For where two or three are gathered in my name, I am there among them. (Matthew 18:20)
Last
Thursday night, a sacred assembly gathered people of at least four generations from
several states, and most of them were not even in the same room.
No, Zoom wasn’t
involved. The means of communication was a cookbook compiled by a group of
women in the fellowship hall of a country church on the Great Plaines of
Nebraska more than 40 years ago. More on that in a moment.
The blessed assembly
started with a hungry phone call from a college freshman in Madison, Wisconsin.

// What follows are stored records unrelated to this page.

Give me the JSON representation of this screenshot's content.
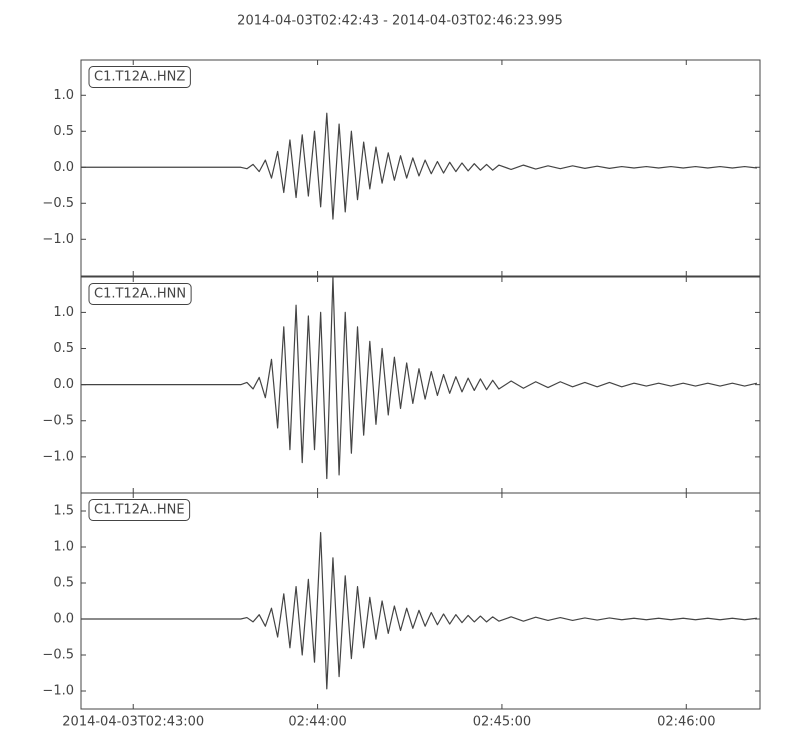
{
  "title": "2014-04-03T02:42:43  -  2014-04-03T02:46:23.995",
  "chart_data": [
    {
      "type": "line",
      "label": "C1.T12A..HNZ",
      "color": "#444444",
      "xlim": [
        "2014-04-03T02:42:43",
        "2014-04-03T02:46:23.995"
      ],
      "xticks": [
        "2014-04-03T02:43:00",
        {
          "value": "2014-04-03T02:44:00",
          "label": "02:44:00"
        },
        {
          "value": "2014-04-03T02:45:00",
          "label": "02:45:00"
        },
        {
          "value": "2014-04-03T02:46:00",
          "label": "02:46:00"
        }
      ],
      "ylim": [
        -1.51,
        1.49
      ],
      "yticks": [
        {
          "value": -1,
          "label": "−1.0"
        },
        {
          "value": -0.5,
          "label": "−0.5"
        },
        {
          "value": 0,
          "label": "0.0"
        },
        {
          "value": 0.5,
          "label": "0.5"
        },
        {
          "value": 1,
          "label": "1.0"
        }
      ],
      "x": [
        "2014-04-03T02:42:43",
        "2014-04-03T02:43:03",
        "2014-04-03T02:43:23",
        "2014-04-03T02:43:35",
        "2014-04-03T02:43:37",
        "2014-04-03T02:43:39",
        "2014-04-03T02:43:41",
        "2014-04-03T02:43:43",
        "2014-04-03T02:43:45",
        "2014-04-03T02:43:47",
        "2014-04-03T02:43:49",
        "2014-04-03T02:43:51",
        "2014-04-03T02:43:53",
        "2014-04-03T02:43:55",
        "2014-04-03T02:43:57",
        "2014-04-03T02:43:59",
        "2014-04-03T02:44:01",
        "2014-04-03T02:44:03",
        "2014-04-03T02:44:05",
        "2014-04-03T02:44:07",
        "2014-04-03T02:44:09",
        "2014-04-03T02:44:11",
        "2014-04-03T02:44:13",
        "2014-04-03T02:44:15",
        "2014-04-03T02:44:17",
        "2014-04-03T02:44:19",
        "2014-04-03T02:44:21",
        "2014-04-03T02:44:23",
        "2014-04-03T02:44:25",
        "2014-04-03T02:44:27",
        "2014-04-03T02:44:29",
        "2014-04-03T02:44:31",
        "2014-04-03T02:44:33",
        "2014-04-03T02:44:35",
        "2014-04-03T02:44:37",
        "2014-04-03T02:44:39",
        "2014-04-03T02:44:41",
        "2014-04-03T02:44:43",
        "2014-04-03T02:44:45",
        "2014-04-03T02:44:47",
        "2014-04-03T02:44:49",
        "2014-04-03T02:44:51",
        "2014-04-03T02:44:53",
        "2014-04-03T02:44:55",
        "2014-04-03T02:44:57",
        "2014-04-03T02:44:59",
        "2014-04-03T02:45:03",
        "2014-04-03T02:45:07",
        "2014-04-03T02:45:11",
        "2014-04-03T02:45:15",
        "2014-04-03T02:45:19",
        "2014-04-03T02:45:23",
        "2014-04-03T02:45:27",
        "2014-04-03T02:45:31",
        "2014-04-03T02:45:35",
        "2014-04-03T02:45:39",
        "2014-04-03T02:45:43",
        "2014-04-03T02:45:47",
        "2014-04-03T02:45:51",
        "2014-04-03T02:45:55",
        "2014-04-03T02:45:59",
        "2014-04-03T02:46:03",
        "2014-04-03T02:46:07",
        "2014-04-03T02:46:11",
        "2014-04-03T02:46:15",
        "2014-04-03T02:46:19",
        "2014-04-03T02:46:23"
      ],
      "values": [
        0,
        0,
        0,
        0,
        -0.02,
        0.04,
        -0.06,
        0.1,
        -0.15,
        0.22,
        -0.35,
        0.38,
        -0.42,
        0.45,
        -0.4,
        0.5,
        -0.55,
        0.75,
        -0.72,
        0.6,
        -0.62,
        0.5,
        -0.45,
        0.35,
        -0.3,
        0.28,
        -0.22,
        0.2,
        -0.18,
        0.16,
        -0.15,
        0.13,
        -0.12,
        0.1,
        -0.09,
        0.08,
        -0.08,
        0.07,
        -0.06,
        0.06,
        -0.05,
        0.05,
        -0.04,
        0.04,
        -0.04,
        0.03,
        -0.03,
        0.03,
        -0.025,
        0.02,
        -0.02,
        0.02,
        -0.015,
        0.015,
        -0.015,
        0.01,
        -0.01,
        0.01,
        -0.01,
        0.01,
        -0.01,
        0.01,
        -0.01,
        0.01,
        -0.01,
        0.01,
        -0.01
      ]
    },
    {
      "type": "line",
      "label": "C1.T12A..HNN",
      "color": "#444444",
      "xlim": [
        "2014-04-03T02:42:43",
        "2014-04-03T02:46:23.995"
      ],
      "xticks": [
        "2014-04-03T02:43:00",
        {
          "value": "2014-04-03T02:44:00",
          "label": "02:44:00"
        },
        {
          "value": "2014-04-03T02:45:00",
          "label": "02:45:00"
        },
        {
          "value": "2014-04-03T02:46:00",
          "label": "02:46:00"
        }
      ],
      "ylim": [
        -1.5,
        1.49
      ],
      "yticks": [
        {
          "value": -1,
          "label": "−1.0"
        },
        {
          "value": -0.5,
          "label": "−0.5"
        },
        {
          "value": 0,
          "label": "0.0"
        },
        {
          "value": 0.5,
          "label": "0.5"
        },
        {
          "value": 1,
          "label": "1.0"
        }
      ],
      "x": [
        "2014-04-03T02:42:43",
        "2014-04-03T02:43:03",
        "2014-04-03T02:43:23",
        "2014-04-03T02:43:35",
        "2014-04-03T02:43:37",
        "2014-04-03T02:43:39",
        "2014-04-03T02:43:41",
        "2014-04-03T02:43:43",
        "2014-04-03T02:43:45",
        "2014-04-03T02:43:47",
        "2014-04-03T02:43:49",
        "2014-04-03T02:43:51",
        "2014-04-03T02:43:53",
        "2014-04-03T02:43:55",
        "2014-04-03T02:43:57",
        "2014-04-03T02:43:59",
        "2014-04-03T02:44:01",
        "2014-04-03T02:44:03",
        "2014-04-03T02:44:05",
        "2014-04-03T02:44:07",
        "2014-04-03T02:44:09",
        "2014-04-03T02:44:11",
        "2014-04-03T02:44:13",
        "2014-04-03T02:44:15",
        "2014-04-03T02:44:17",
        "2014-04-03T02:44:19",
        "2014-04-03T02:44:21",
        "2014-04-03T02:44:23",
        "2014-04-03T02:44:25",
        "2014-04-03T02:44:27",
        "2014-04-03T02:44:29",
        "2014-04-03T02:44:31",
        "2014-04-03T02:44:33",
        "2014-04-03T02:44:35",
        "2014-04-03T02:44:37",
        "2014-04-03T02:44:39",
        "2014-04-03T02:44:41",
        "2014-04-03T02:44:43",
        "2014-04-03T02:44:45",
        "2014-04-03T02:44:47",
        "2014-04-03T02:44:49",
        "2014-04-03T02:44:51",
        "2014-04-03T02:44:53",
        "2014-04-03T02:44:55",
        "2014-04-03T02:44:57",
        "2014-04-03T02:44:59",
        "2014-04-03T02:45:03",
        "2014-04-03T02:45:07",
        "2014-04-03T02:45:11",
        "2014-04-03T02:45:15",
        "2014-04-03T02:45:19",
        "2014-04-03T02:45:23",
        "2014-04-03T02:45:27",
        "2014-04-03T02:45:31",
        "2014-04-03T02:45:35",
        "2014-04-03T02:45:39",
        "2014-04-03T02:45:43",
        "2014-04-03T02:45:47",
        "2014-04-03T02:45:51",
        "2014-04-03T02:45:55",
        "2014-04-03T02:45:59",
        "2014-04-03T02:46:03",
        "2014-04-03T02:46:07",
        "2014-04-03T02:46:11",
        "2014-04-03T02:46:15",
        "2014-04-03T02:46:19",
        "2014-04-03T02:46:23"
      ],
      "values": [
        0,
        0,
        0,
        0,
        0.03,
        -0.06,
        0.1,
        -0.18,
        0.35,
        -0.6,
        0.8,
        -0.9,
        1.1,
        -1.08,
        0.95,
        -0.9,
        1.0,
        -1.3,
        1.49,
        -1.25,
        1.0,
        -0.95,
        0.8,
        -0.7,
        0.6,
        -0.55,
        0.5,
        -0.42,
        0.38,
        -0.33,
        0.3,
        -0.26,
        0.22,
        -0.2,
        0.18,
        -0.15,
        0.14,
        -0.12,
        0.11,
        -0.1,
        0.09,
        -0.08,
        0.08,
        -0.07,
        0.06,
        -0.06,
        0.05,
        -0.05,
        0.04,
        -0.04,
        0.04,
        -0.03,
        0.03,
        -0.03,
        0.03,
        -0.03,
        0.02,
        -0.02,
        0.02,
        -0.02,
        0.02,
        -0.02,
        0.02,
        -0.02,
        0.02,
        -0.02,
        0.02
      ]
    },
    {
      "type": "line",
      "label": "C1.T12A..HNE",
      "color": "#444444",
      "xlim": [
        "2014-04-03T02:42:43",
        "2014-04-03T02:46:23.995"
      ],
      "xticks": [
        "2014-04-03T02:43:00",
        {
          "value": "2014-04-03T02:44:00",
          "label": "02:44:00"
        },
        {
          "value": "2014-04-03T02:45:00",
          "label": "02:45:00"
        },
        {
          "value": "2014-04-03T02:46:00",
          "label": "02:46:00"
        }
      ],
      "ylim": [
        -1.25,
        1.75
      ],
      "yticks": [
        {
          "value": -1,
          "label": "−1.0"
        },
        {
          "value": -0.5,
          "label": "−0.5"
        },
        {
          "value": 0,
          "label": "0.0"
        },
        {
          "value": 0.5,
          "label": "0.5"
        },
        {
          "value": 1,
          "label": "1.0"
        },
        {
          "value": 1.5,
          "label": "1.5"
        }
      ],
      "x": [
        "2014-04-03T02:42:43",
        "2014-04-03T02:43:03",
        "2014-04-03T02:43:23",
        "2014-04-03T02:43:35",
        "2014-04-03T02:43:37",
        "2014-04-03T02:43:39",
        "2014-04-03T02:43:41",
        "2014-04-03T02:43:43",
        "2014-04-03T02:43:45",
        "2014-04-03T02:43:47",
        "2014-04-03T02:43:49",
        "2014-04-03T02:43:51",
        "2014-04-03T02:43:53",
        "2014-04-03T02:43:55",
        "2014-04-03T02:43:57",
        "2014-04-03T02:43:59",
        "2014-04-03T02:44:01",
        "2014-04-03T02:44:03",
        "2014-04-03T02:44:05",
        "2014-04-03T02:44:07",
        "2014-04-03T02:44:09",
        "2014-04-03T02:44:11",
        "2014-04-03T02:44:13",
        "2014-04-03T02:44:15",
        "2014-04-03T02:44:17",
        "2014-04-03T02:44:19",
        "2014-04-03T02:44:21",
        "2014-04-03T02:44:23",
        "2014-04-03T02:44:25",
        "2014-04-03T02:44:27",
        "2014-04-03T02:44:29",
        "2014-04-03T02:44:31",
        "2014-04-03T02:44:33",
        "2014-04-03T02:44:35",
        "2014-04-03T02:44:37",
        "2014-04-03T02:44:39",
        "2014-04-03T02:44:41",
        "2014-04-03T02:44:43",
        "2014-04-03T02:44:45",
        "2014-04-03T02:44:47",
        "2014-04-03T02:44:49",
        "2014-04-03T02:44:51",
        "2014-04-03T02:44:53",
        "2014-04-03T02:44:55",
        "2014-04-03T02:44:57",
        "2014-04-03T02:44:59",
        "2014-04-03T02:45:03",
        "2014-04-03T02:45:07",
        "2014-04-03T02:45:11",
        "2014-04-03T02:45:15",
        "2014-04-03T02:45:19",
        "2014-04-03T02:45:23",
        "2014-04-03T02:45:27",
        "2014-04-03T02:45:31",
        "2014-04-03T02:45:35",
        "2014-04-03T02:45:39",
        "2014-04-03T02:45:43",
        "2014-04-03T02:45:47",
        "2014-04-03T02:45:51",
        "2014-04-03T02:45:55",
        "2014-04-03T02:45:59",
        "2014-04-03T02:46:03",
        "2014-04-03T02:46:07",
        "2014-04-03T02:46:11",
        "2014-04-03T02:46:15",
        "2014-04-03T02:46:19",
        "2014-04-03T02:46:23"
      ],
      "values": [
        0,
        0,
        0,
        0,
        0.02,
        -0.04,
        0.06,
        -0.1,
        0.15,
        -0.25,
        0.35,
        -0.4,
        0.45,
        -0.5,
        0.55,
        -0.6,
        1.2,
        -0.97,
        0.85,
        -0.8,
        0.6,
        -0.55,
        0.45,
        -0.4,
        0.3,
        -0.28,
        0.25,
        -0.2,
        0.18,
        -0.16,
        0.15,
        -0.13,
        0.12,
        -0.1,
        0.09,
        -0.08,
        0.07,
        -0.07,
        0.06,
        -0.05,
        0.05,
        -0.04,
        0.04,
        -0.04,
        0.03,
        -0.03,
        0.03,
        -0.03,
        0.025,
        -0.02,
        0.02,
        -0.02,
        0.015,
        -0.015,
        0.015,
        -0.01,
        0.01,
        -0.01,
        0.01,
        -0.01,
        0.01,
        -0.01,
        0.01,
        -0.01,
        0.01,
        -0.01,
        0.01
      ]
    }
  ]
}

That call vibrated in a stage manager’s pocket at Lyric Opera of Chicago. “Mom, I need the brownie recipe.” Not just any
brownie recipe, mind you, but the brownie recipe. Everyone in our
family knows what that means.
Quickly, came
our daughter’s reply, “Call your brother; I’m in the middle of a rehearsal,” and
moments later another phone jingled in a suburb 20 miles away. The recipe delivered;
brownies were baked in a dormitory kitchen just in time to save a group of students
from the delirium of chocolate withdrawal.
But about
that recipe. It lives in a cookbook, a three-ring binder with a blue cover adorned
with a white, pencil sketch of that country church, located a few miles north
of Superior, Nebraska. The recipe lists seven ingredients and a few simple
directions, with the contributor’s name neatly typed below: “Carol Warneking,”
who lived then and now on a farm a few miles southwest of Salem Lutheran where
the cookbook was edited and assembled.
When she
submitted it, I’m sure Carol had no thought that her recipe might become famous
in Madison, Wisconsin. I wonder if she would even take credit for it. The
recipe might have traveled through several generations before her.
Nor have I
any idea how many generations of how many families have used that recipe on the
faded page of that well-worn cookbook, ready-to-hand in my wife, Dixie’s, bookcase.
She made brownies and taught it to our son and daughter, making brownies, too, and
teaching our three grandsons, Zach, Ben and Ethan, who apparently are keeping this
noble tradition alive.
All of us, multiple
generations, joined in chocolate, which makes me think of Jesus because Jesus and
chocolate have been linked in my mind since the church dinners of my childhood.
Each one was
a sacred assembly, not just because of chocolate but because of the connectedness
of all of life and most certainly our connections with each other, sacraments
that they are.
The connections
that feed our hearts, awaken gratitude and keep us human, the connections that
bind us together in communities of care are expressions of divine presence,
physical manifestations, incarnations, if you will allow me, of the Infinite
Love who seeks to capture our hearts in small and large ways, like in a pan of
brownies shared across generations unknown.
Where two or
three gather in my name, I am there, Jesus says. You would be right to object
that those waiting for chocolate from that dormitory kitchen had not gathered
in Jesus’ name. Or did they?
With all my
heart, I confess that Jesus is the face of the Great Mystery, the Infinite Love,
the Immortal Mercy who labors, most often unknown and unrecognized, in the secret
depths of matter and our every experience, hungry to gather us into one great
love. Wherever love and care touch our flesh to delight our senses and move us
to share, the gracious beauty present in Jesus is surely present with us … and especially
when chocolate is involved.
A final
thought: If this should find its way to any of those who ate Carol’s brownies
in that Madison dormitory, ask Ben about guacamole.